In this amazing conclusion to the Tara Trilogy Tara is yet again forced to face off with strong evil forces. It isn’t Zarku this time, but Layla (Tara’s step-sister) who is framing her for many terrible acts. Throwing suspicion on her and turning the entire village against Tara until she must turn to Lord Yama for help before it’s too late. But how can Tara convince the village she’s innocent when no one trusts her?

I give this book three stars (out of five). It’s a great book and an amazing conclusion to the Tara Trilogy, however this book is infuriating to read. This is one of those books that makes the main character suffer, while the other characters treat her badly and unfairly and only gives her justice at the end. Reading Tara struggling and being punished for crimes she did not commit, was terrible. Though it’s still a good book it is a bad experience to read this book while wanting Tara to succeed, but everything and everyone is against her and she still has to fight even after everything she’s already been through.

[Spoiler warning, this plot summary will not make sense if you haven’t already read earlier books in this series and it will also include many spoilers and an explanation of the ending. Please skip to the last paragraph to avoid spoilers.]

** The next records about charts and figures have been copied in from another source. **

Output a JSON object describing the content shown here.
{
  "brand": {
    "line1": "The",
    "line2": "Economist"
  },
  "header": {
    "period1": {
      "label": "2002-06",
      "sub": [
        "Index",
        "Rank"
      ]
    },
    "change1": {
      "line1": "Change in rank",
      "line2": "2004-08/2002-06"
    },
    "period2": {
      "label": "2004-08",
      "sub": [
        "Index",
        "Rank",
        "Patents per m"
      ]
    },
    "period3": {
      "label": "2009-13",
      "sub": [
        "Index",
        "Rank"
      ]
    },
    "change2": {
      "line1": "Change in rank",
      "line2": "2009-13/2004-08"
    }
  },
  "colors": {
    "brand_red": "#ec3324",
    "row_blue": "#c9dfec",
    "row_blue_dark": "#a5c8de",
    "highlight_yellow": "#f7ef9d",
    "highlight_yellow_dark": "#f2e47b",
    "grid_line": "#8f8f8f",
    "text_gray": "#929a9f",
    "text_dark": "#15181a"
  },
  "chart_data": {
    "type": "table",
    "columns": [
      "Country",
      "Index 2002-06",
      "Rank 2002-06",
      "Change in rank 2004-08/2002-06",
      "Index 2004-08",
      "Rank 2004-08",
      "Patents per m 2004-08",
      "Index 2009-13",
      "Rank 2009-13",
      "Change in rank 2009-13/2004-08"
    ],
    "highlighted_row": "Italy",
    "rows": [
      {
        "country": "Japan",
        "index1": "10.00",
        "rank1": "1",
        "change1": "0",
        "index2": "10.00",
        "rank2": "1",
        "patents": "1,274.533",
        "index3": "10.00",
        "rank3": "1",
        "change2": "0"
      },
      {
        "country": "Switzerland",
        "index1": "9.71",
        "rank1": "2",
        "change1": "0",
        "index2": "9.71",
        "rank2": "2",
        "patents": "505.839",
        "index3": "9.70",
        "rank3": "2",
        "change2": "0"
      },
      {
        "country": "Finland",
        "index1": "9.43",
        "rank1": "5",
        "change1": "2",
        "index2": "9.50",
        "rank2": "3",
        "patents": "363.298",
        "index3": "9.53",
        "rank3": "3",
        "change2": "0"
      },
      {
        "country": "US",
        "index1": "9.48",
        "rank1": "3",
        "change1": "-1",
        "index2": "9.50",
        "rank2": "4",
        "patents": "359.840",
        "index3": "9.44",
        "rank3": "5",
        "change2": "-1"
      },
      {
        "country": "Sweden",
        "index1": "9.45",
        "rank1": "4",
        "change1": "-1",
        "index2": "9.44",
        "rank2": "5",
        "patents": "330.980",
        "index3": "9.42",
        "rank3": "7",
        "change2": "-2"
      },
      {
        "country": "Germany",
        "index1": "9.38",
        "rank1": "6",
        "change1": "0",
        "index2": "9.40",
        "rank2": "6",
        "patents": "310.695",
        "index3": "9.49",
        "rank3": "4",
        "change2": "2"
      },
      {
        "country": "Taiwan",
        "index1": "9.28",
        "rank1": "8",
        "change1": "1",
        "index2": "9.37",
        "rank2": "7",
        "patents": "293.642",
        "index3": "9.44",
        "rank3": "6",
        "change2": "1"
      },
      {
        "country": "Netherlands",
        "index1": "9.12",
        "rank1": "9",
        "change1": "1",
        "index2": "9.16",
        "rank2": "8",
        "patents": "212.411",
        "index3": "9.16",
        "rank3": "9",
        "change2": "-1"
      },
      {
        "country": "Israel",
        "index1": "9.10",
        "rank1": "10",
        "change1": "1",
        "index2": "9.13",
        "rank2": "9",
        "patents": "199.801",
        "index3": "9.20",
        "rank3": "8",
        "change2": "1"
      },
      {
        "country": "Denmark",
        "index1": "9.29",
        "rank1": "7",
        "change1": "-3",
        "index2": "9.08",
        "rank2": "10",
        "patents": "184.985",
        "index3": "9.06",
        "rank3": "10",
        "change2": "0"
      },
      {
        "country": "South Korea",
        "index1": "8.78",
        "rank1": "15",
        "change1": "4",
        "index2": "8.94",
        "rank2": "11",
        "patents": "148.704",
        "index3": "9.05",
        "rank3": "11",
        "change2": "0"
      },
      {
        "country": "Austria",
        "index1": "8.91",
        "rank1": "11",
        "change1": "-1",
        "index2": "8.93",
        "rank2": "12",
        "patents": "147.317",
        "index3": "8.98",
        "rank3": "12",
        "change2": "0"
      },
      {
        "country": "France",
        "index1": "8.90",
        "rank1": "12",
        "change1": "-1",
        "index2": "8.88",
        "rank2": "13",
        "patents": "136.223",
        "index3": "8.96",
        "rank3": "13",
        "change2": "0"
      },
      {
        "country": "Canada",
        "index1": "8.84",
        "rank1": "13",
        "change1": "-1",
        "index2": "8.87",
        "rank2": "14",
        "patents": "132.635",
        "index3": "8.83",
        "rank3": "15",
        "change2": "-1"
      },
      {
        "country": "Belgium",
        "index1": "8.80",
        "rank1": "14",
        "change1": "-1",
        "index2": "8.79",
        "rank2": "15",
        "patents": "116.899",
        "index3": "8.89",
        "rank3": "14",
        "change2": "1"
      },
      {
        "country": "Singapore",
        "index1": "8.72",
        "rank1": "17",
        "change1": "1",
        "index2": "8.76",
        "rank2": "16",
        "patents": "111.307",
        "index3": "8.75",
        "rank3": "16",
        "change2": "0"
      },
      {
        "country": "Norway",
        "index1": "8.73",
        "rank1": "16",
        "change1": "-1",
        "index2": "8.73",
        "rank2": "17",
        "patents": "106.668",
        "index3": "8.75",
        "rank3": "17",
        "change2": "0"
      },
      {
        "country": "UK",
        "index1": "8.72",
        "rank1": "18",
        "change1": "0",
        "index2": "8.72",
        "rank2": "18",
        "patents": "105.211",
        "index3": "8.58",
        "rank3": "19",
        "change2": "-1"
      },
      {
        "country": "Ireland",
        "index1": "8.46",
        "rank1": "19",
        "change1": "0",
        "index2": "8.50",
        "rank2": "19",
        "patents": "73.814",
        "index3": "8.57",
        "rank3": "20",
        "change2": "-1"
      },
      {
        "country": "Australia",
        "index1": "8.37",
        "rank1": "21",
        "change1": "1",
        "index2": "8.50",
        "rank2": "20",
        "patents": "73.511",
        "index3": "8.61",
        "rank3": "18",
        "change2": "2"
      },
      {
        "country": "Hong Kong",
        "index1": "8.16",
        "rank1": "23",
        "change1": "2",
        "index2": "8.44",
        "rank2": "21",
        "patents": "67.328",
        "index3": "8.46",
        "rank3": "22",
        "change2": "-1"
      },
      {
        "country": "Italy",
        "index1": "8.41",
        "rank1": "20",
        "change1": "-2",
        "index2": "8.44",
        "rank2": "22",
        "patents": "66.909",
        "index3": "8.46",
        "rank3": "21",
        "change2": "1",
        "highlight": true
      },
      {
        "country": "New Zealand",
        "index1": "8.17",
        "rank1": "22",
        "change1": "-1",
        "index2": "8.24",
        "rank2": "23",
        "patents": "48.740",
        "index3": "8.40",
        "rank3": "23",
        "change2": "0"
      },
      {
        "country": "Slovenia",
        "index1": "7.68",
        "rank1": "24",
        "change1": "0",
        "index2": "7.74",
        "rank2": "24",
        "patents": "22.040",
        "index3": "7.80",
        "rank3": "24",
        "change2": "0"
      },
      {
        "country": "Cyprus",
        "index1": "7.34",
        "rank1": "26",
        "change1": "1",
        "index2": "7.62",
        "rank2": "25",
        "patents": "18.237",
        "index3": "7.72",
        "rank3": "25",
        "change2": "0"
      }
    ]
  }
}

So the main story in this book is that Layla (Tara’s stepmother’s daughter) is doing bad things and framing Tara for them. Everyone believes she did it though, she is punished and her family is looked on as bad luck. In a devastating show of selflessness, Tara ends up giving up her own life to save the people of her village. But due to a deal she made with Lord Yama she can’t tell anyone what she’s doing, so when she’s framed for something she didn’t do but can’t truthfully tell where she was, she gets the blame for everything Layla did and is sentenced by the village leaders to be stoned to death.

However, she is saved by Lord Yama, who tells everyone the truth and forces Layla to admit to what she’s done. And through miraculous circumstances Tara ends up surviving and forgiving everyone for what they’d done to her (kill her little brother, set her house on fire, nearly stone her to death, accuse her of lots of things and instantly turn on her, etc).

So it’s kind of a good ending, not just to the book but to the series, but I still don’t think it’s worth it overall. From Tara’s perspective everyone she’s ever known suddenly started hating her and by the end she just has to forget all of that and forgive them once they know the truth. Personally I think that the entire story is made less impactful by the ending, and Tara should’ve had more of a happy ending because otherwise it just makes all the times when she was suffering seem like they didn’t affect her very much since she was easily able to forgive them. The small amount of justice Tara receives at the end of the book doesn’t add up to all the injustice she faces throughout the book.

Although I don’t like some of the plot points in this book I still think it’s great and have loved reading this series multiple times.